New Australian technology that aims to deter kangaroos from hopping into harm’s way on rural roads could be exported to other countries to deter similar roadside dangers such as deer and moose.

Volkswagen Australia – working with the University of Melbourne and wildlife rescue service WIRES – has unveiled an experimental VW badge that emits a high frequency noise to scare off kangaroos.

And despite the timing of the announcement, this is not an April Fools Joke. 

Representatives involved in the project have told EFTM they have already received interest from Volkswagen in Europe to reduce the risk of deer and moose strikes – if further testing proves successful.

The technology – dubbed ‘RooBadge’ because it is embedded into the VW logo on the front – is connected to the in-car infotainment system and can alter the frequency and tone depending on the vehicle’s geographic location.

Because not one signal type can be heard by all species, experts say, the VW badge emits different signals and tones depending on the species of kangaroo likely to be in a particular area.

In the information provided so far, it is unclear if the noise is audible to the human ear.

While there have been numerous types of kangaroo deterrents fitted to vehicles as aftermarket accessories for decades, none have been scientifically proven.

However, experts believe the VW system is the closest yet to a breakthrough and further testing is underway after some early encouraging results.

In a media statement Volkswagen says the latest kangaroo deterrent technology was developed over three years in consultation with DDB Group, the University of Melbourne, and WIRES.

For now it is unclear when the technology might be available to the public and what the likely cost would be. But representatives say the intention is to introduce the technology once it has been scientifically proven.

Data shows kangaroo strikes represent up to 90 per cent of wildlife crashes in Australia.

As per a statement from Volkswagen Australia: “Connecting to an in-car app, RooBadge calibrates a vehicle’s GPS coordinates with kangaroo distribution data.”

The circular disc – 17cm in diameter – replaces the current Volkswagen badge.

Volkswagen says the technology “conveys a unique audio deterrent for the kangaroo species that inhabits the vehicle’s particular location.

“A mixture of natural and artificial sounds is mixed in real time and projected in a high frequency audio signal.

“After extensive trials, permission has been obtained from the University of Melbourne Office of Research Ethics and Integrity to move into Stage Four trials, involving kangaroos in the wild.

“While there have existed for some time supposed deterrent devices, none have been scientifically developed or proven.

“[RooBadge does] something no kangaroo deterrent has been able to do before,” Melbourne University’s Associate Professor Graeme Coulson said in a media statement.
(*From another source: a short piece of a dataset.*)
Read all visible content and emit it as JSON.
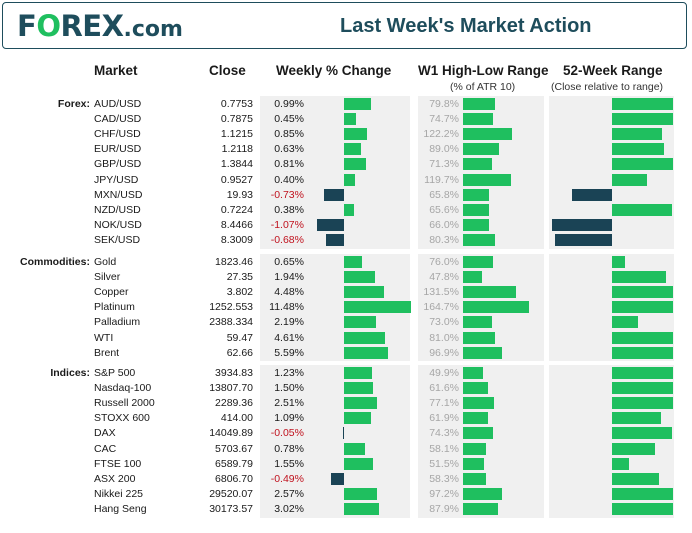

“It’s difficult to produce a single sound that will deter all kangaroos, because the species are different to each other. Using advancement in car technology we can change the sound deterrent by GPS location.

“We have worked on sounds that will be meaningful to Eastern Grey Kangaroos, things like dingo calls, alarm calls made by birds and the alarm thumps that kangaroos make to warn each other. We will then be able to tweak the sound for other species.”

WIRES spokesperson John Grant said in a media statement: “Kangaroo collisions are increasing every year and with more motorists on the roads … we are expecting a spike in rescue calls for injured adults and displaced joeys.

“WIRES is grateful to automotive companies like Volkswagen for researching and developing solutions to better protect both our kangaroos and motorists.”

Director of Volkswagen Commercial Vehicles Ryan Davies said in a media statement: “Why is Volkswagen investing time and energy in this project? Because we can and it’s the right thing to do.

“A collision with a [kangaroo] can be devastating. It is not easily forgotten once seen, and certainly not if experienced. 

“Then there’s the possibility of a front-on collision with an approaching vehicle at country road speeds when one driver is trying to avoid striking a kangaroo. These are even more likely to have a fatal human outcome.”

The University of Melbourne’s Dr Helen Bender, who research has been used extensively in this project, said in a media statement: “Roadkill is a problem all around the world. What’s interesting about deer relative to kangaroos is that they’re very similar in body size, head size, and ear size.

“What we know from science is that the ear shape in the head shape tells us that they probably have similar hearing ranges. So, whatever we learn has transferability to the deer as well.”